Pada 1907 Samin beserta enam pengikutnya ditangkap dalam perjalanan memenuhi undangan Bupati Blora untuk menghadap. Setelah itu Samin serta pengikutnya ditahan dan dibuang ke luar Jawa. Tujuh tahun kemudian pada 1914 Samin pun meninggal. Meski Samin dikabarkan meninggal,Wong Sikep tetap setia pada ajarannya. Bentuk perlawanan yang dilakukan oleh Wong Sikep tidak melibatkan kekerasan fisik, bisa dibilang gerakan tersebut bersifat defensif.
Kekhawatiran akan meluasnya ajaran Samin, membuat pemerintah menggali informasi lebih jauh mengenai ajaran ini. Peneliti banyak yang kewalahan ketika mewawancarai Wong Sikep karena permainan kata dan model komunikasi mereka. Wong Sikep suka memelesetkan atau memberikan arti kata berlapis pada kata yang umum digunakan. Ini dilakukan sebagai alat pertahanan saat berada dalam tekanan karena pengikut ajaran Samin dituntut untuk selalu menjaga ajaran mereka.
Maka dari itu beberapa orang cenderung menganggap Wong Sikep buta huruf dan ajarannya tidak terorganisasi dengan baik. Pemahaman tersebut membuat ajaran Samin seolah-olah berupa aksi spontan dan dadakan terhadap realitas yang menekan mereka sebab perubahan kebijakan oleh pemerintah kolonial Belanda.

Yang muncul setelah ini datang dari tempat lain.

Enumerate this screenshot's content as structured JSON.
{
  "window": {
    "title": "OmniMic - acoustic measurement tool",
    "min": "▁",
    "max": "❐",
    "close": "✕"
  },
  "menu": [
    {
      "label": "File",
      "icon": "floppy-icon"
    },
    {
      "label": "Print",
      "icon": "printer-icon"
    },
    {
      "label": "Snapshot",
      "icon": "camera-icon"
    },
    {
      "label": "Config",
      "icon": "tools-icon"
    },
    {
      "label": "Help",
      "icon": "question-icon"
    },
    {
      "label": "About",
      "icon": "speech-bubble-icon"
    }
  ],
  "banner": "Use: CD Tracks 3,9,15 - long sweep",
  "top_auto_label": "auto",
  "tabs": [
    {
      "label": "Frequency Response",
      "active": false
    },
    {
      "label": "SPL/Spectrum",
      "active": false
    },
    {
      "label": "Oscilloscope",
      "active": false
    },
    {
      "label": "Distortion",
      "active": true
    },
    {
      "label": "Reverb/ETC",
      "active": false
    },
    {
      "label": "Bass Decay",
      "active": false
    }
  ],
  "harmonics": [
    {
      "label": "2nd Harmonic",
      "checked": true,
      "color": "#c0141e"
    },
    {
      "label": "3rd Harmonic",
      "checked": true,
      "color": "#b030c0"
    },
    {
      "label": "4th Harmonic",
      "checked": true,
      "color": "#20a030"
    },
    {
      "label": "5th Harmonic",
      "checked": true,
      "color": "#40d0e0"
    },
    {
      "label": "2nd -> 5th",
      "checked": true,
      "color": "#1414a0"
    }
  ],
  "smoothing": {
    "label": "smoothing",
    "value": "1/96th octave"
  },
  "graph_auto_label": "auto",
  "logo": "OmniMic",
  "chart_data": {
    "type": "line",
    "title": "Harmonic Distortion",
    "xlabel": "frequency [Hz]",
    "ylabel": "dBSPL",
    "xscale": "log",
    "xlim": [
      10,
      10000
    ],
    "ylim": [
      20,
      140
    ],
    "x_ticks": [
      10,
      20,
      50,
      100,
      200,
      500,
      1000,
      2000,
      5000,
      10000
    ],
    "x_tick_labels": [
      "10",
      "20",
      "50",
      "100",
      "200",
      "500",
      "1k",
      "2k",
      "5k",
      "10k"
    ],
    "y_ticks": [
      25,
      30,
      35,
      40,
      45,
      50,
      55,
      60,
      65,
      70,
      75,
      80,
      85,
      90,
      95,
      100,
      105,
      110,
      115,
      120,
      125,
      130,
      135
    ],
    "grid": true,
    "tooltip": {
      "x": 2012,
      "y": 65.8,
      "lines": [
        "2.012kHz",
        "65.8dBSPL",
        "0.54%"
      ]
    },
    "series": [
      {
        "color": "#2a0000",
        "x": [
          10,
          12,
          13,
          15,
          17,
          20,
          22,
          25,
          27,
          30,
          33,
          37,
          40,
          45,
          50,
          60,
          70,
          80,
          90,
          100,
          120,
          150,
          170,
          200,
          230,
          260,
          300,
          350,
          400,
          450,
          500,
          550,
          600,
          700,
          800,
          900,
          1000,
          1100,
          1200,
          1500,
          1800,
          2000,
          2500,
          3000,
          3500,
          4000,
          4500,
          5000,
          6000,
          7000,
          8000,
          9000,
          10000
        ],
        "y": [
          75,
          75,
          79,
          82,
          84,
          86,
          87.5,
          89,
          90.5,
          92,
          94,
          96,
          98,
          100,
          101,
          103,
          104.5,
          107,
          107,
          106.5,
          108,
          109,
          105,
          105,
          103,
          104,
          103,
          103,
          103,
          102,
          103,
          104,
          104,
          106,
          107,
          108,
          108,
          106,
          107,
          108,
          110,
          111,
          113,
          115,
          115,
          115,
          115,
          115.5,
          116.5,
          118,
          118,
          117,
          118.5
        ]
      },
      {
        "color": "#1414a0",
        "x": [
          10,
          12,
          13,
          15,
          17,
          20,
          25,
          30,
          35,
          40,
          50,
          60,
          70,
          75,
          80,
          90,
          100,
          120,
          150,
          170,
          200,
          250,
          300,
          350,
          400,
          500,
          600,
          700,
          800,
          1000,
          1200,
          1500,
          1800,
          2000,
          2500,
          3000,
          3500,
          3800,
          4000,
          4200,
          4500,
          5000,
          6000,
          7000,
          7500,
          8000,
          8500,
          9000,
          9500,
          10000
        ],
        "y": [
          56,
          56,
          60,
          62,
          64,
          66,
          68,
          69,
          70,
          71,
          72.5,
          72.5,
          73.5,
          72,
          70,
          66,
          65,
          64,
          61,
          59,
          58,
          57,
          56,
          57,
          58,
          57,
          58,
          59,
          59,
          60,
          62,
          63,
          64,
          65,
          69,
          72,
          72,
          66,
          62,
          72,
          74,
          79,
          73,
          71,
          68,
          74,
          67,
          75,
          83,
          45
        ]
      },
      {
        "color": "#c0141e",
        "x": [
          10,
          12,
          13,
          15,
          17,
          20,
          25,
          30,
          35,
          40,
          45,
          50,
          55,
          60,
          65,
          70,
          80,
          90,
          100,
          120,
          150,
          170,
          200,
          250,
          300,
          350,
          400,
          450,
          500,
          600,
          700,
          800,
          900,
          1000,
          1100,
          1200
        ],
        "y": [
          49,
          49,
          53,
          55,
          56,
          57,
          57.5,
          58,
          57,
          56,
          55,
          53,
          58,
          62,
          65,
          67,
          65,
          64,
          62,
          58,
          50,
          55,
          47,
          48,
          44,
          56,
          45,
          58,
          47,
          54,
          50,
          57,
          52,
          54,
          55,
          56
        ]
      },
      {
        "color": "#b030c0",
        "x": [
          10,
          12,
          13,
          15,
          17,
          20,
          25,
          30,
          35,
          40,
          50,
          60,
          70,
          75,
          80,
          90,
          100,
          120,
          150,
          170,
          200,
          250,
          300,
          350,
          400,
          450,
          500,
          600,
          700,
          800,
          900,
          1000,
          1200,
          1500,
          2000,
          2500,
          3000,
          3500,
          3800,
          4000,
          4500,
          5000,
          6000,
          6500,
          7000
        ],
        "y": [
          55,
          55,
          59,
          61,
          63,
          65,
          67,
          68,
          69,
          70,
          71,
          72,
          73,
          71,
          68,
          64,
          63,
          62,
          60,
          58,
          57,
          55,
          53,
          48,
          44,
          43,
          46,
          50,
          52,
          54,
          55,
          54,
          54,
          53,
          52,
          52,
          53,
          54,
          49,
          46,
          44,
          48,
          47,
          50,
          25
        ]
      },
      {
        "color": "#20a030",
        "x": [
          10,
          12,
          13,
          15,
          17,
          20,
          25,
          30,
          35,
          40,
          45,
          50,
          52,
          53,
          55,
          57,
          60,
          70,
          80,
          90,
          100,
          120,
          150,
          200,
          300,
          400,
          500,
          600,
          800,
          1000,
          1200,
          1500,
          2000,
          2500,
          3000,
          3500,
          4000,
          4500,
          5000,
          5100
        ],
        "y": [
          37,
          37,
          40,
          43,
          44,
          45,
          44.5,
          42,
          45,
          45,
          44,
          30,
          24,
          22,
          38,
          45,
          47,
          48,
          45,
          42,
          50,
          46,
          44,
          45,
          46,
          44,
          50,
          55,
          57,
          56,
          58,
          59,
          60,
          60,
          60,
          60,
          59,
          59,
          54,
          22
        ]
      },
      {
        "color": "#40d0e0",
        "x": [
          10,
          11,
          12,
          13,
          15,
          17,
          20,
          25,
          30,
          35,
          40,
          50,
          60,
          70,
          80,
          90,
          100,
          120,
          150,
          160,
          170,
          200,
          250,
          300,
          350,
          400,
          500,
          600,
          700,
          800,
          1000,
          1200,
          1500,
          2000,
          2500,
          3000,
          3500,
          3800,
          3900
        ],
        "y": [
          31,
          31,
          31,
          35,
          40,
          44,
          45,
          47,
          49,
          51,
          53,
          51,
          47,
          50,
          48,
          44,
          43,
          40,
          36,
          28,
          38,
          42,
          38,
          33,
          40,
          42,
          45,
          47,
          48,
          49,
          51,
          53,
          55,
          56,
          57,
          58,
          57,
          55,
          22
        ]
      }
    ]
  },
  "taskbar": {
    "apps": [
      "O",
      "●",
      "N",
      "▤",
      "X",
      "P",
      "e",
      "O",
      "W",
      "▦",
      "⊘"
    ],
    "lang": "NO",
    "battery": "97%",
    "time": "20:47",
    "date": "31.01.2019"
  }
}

Buku Samin menceritakan awal mula ajaran Samin dari waktu pemerintahan kolonial Belanda hingga pada masa sekarang yang mulai menghilang karena tergerus arus perkembangan zaman. Sampai saat ini,pengikut ajaran Samin terus mempertahankan budaya aslidan laku ajaran mereka.